Comme propriétaire d’adorables bêtes à poils et à plumes, je peux témoigner de tout le réconfort et l’apaisement que procurent ces petites bêtes. C’est d’autant plus vrai en ce moment. Leur présence et leur joie de vivre diminuent également cette sensation d’isolement que nous ressentons tous depuis la semaine dernière.

Néanmoins, ces derniers jours, alors que le taux d’abandons se maintient à la SPA de Québec, on constate que la fréquentation du refuge en vue d’adopter un animal a diminué de façon notable.

« Comme les adoptions se passent beaucoup la fin de semaine, celle qui vient [qui est en cours] sera déterminante », souligne son directeur général, Félix Tremblay.

Plusieurs raisons peuvent expliquer la situation, à commencer par le fait que les gens sont confinés à la maison. Puis, la SPA a dû resserrer ses règles à l’accueil, par mesure de sécurité. Les gens qui venaient promener des chiens ou caresser des chats doivent être refusés. On leur demande de revenir dans deux semaines.

Quant à la porte d’entrée, elle est désormais verrouillée. Pour y avoir accès, il faut répondre à des questions en lien avec le virus. Bref, tout cela n’a rien pour susciter l’envie d’aller y faire un tour, mais la situation l’oblige néanmoins. On souhaite en effet protéger les employés de la SPA, dont on a besoin plus que jamais.

Pas de contamination

Félix Tremblay souhaite d’ailleurs rappeler que les animaux ne transmettent pas la COVID-19, car ils ne peuvent pas être infectés par la maladie.

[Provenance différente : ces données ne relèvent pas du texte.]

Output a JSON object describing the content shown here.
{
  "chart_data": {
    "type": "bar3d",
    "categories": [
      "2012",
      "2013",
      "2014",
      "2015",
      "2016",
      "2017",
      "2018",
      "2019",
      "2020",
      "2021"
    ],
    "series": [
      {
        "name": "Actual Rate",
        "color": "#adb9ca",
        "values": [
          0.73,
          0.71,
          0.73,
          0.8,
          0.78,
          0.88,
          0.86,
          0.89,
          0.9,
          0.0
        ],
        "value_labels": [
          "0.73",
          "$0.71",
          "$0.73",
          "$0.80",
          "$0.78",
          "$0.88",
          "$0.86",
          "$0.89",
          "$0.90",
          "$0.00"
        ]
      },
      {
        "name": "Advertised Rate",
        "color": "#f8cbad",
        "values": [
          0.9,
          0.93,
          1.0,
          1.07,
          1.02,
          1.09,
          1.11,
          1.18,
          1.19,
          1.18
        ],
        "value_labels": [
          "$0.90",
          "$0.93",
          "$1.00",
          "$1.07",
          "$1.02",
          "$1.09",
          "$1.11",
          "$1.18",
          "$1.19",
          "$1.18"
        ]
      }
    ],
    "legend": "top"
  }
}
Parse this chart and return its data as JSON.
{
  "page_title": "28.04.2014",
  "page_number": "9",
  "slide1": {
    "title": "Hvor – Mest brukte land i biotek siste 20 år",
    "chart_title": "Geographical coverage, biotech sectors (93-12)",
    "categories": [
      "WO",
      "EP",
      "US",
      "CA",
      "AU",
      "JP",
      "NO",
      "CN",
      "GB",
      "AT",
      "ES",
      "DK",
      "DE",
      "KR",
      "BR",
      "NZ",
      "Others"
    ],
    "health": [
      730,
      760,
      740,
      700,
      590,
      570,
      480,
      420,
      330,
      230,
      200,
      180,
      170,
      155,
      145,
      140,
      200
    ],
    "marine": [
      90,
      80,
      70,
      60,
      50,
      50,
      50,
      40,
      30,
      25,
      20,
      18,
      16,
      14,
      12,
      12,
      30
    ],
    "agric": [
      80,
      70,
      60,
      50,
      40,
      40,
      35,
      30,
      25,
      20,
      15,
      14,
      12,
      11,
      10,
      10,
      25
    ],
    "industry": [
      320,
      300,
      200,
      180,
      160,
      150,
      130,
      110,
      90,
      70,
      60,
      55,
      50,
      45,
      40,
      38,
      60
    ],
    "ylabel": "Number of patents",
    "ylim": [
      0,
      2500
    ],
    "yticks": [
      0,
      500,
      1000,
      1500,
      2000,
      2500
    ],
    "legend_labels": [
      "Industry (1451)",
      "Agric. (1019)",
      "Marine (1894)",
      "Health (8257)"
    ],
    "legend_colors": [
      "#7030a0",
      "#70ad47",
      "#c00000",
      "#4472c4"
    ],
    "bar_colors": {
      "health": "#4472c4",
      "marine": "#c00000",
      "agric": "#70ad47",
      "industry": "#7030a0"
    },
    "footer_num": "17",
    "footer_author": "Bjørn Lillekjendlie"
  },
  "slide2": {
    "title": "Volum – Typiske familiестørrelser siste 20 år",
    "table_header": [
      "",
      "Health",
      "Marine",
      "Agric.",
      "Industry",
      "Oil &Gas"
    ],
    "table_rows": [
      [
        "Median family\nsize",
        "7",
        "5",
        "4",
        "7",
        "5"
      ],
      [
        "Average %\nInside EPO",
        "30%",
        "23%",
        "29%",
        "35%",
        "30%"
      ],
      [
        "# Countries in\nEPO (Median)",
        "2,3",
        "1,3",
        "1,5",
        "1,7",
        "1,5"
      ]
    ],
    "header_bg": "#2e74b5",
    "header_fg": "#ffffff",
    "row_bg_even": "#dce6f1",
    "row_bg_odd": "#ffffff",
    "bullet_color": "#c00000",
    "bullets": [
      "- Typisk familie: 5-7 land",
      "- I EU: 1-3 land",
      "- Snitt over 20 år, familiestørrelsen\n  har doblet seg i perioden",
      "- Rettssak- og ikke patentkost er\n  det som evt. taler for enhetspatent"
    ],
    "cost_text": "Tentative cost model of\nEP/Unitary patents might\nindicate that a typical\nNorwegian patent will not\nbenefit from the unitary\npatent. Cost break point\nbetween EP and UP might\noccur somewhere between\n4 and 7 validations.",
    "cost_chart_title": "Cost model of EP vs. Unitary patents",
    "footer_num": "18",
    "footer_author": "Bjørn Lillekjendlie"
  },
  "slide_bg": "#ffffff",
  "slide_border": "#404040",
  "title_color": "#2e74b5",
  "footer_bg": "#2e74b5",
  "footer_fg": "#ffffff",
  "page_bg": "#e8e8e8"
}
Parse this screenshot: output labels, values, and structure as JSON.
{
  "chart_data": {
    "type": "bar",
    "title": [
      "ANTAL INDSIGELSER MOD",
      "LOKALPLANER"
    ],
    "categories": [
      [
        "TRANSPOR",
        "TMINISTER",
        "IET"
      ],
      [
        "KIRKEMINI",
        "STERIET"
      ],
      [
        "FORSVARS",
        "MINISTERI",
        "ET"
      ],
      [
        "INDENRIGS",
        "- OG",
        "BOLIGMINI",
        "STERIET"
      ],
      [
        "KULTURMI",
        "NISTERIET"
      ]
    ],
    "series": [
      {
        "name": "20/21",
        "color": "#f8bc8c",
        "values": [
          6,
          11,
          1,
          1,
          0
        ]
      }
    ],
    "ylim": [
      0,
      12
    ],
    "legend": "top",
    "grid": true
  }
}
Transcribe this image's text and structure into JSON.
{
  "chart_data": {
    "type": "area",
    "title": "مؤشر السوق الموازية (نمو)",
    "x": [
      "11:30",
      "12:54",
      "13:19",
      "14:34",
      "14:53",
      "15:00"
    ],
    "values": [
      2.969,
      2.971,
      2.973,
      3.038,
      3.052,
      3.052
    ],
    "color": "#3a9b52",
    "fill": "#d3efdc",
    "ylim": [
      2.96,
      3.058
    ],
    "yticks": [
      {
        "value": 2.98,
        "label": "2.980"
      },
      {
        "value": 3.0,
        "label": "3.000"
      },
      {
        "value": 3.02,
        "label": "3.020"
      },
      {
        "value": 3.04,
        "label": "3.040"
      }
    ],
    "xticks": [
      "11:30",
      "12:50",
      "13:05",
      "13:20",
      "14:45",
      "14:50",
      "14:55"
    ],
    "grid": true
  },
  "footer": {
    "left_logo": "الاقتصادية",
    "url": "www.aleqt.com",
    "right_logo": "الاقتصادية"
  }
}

Bien sûr, il vaut mieux éviter de toucher les chiens des autres, au même titre qu’il vaut mieux éviter les contacts avec les gens qui ne vivent pas sous le même toit que nous. Le virus pourrait se retrouver sur le poil, comme il peut se retrouver sur la peau ou sur un objet, sans plus.

Autre crainte

Puis, la crise économique majeure qui se dessine fait aussi craindre le pire. « Y aura-t-il plus de gens qui vont abandonner leur animal parce qu’ils n’auront plus les moyens d’en prendre soin ? » s’interroge le directeur.

Lorsqu’on adopte un animal, il faut en effet prévoir au moins 100 $ de dépenses par mois. Si vous me demandez si le bénéfice qu’on en retire est plus grand, cela va de soi. En fait, ce bénéfice ne se calcule même pas en termes financiers.

Néanmoins, avec la période de reproduction animale et les déménagements qui sont à nos portes, la SPA craint une vague d’abandons due à la crise actuelle, qui s’ajouterait à la cohue habituelle qui caractérise le début de l’été.

« Un peu comme la gestion du coronavirus, nous, on est capables de gérer une bonne quantité d’animaux à l’année, mais si on les reçoit tous en même temps, là on a un problème. »

Le but d’un refuge n’est absolument pas de servir de « grand entrepôt » pour animaux, mais plutôt de les accueillir quelques jours en attendant qu’une famille les adopte. Avis aux intéressés, qui auraient envie de s’investir et d’aimer une petite bête, en plus d’avoir besoin d’une bonne dose de réconfort à long terme.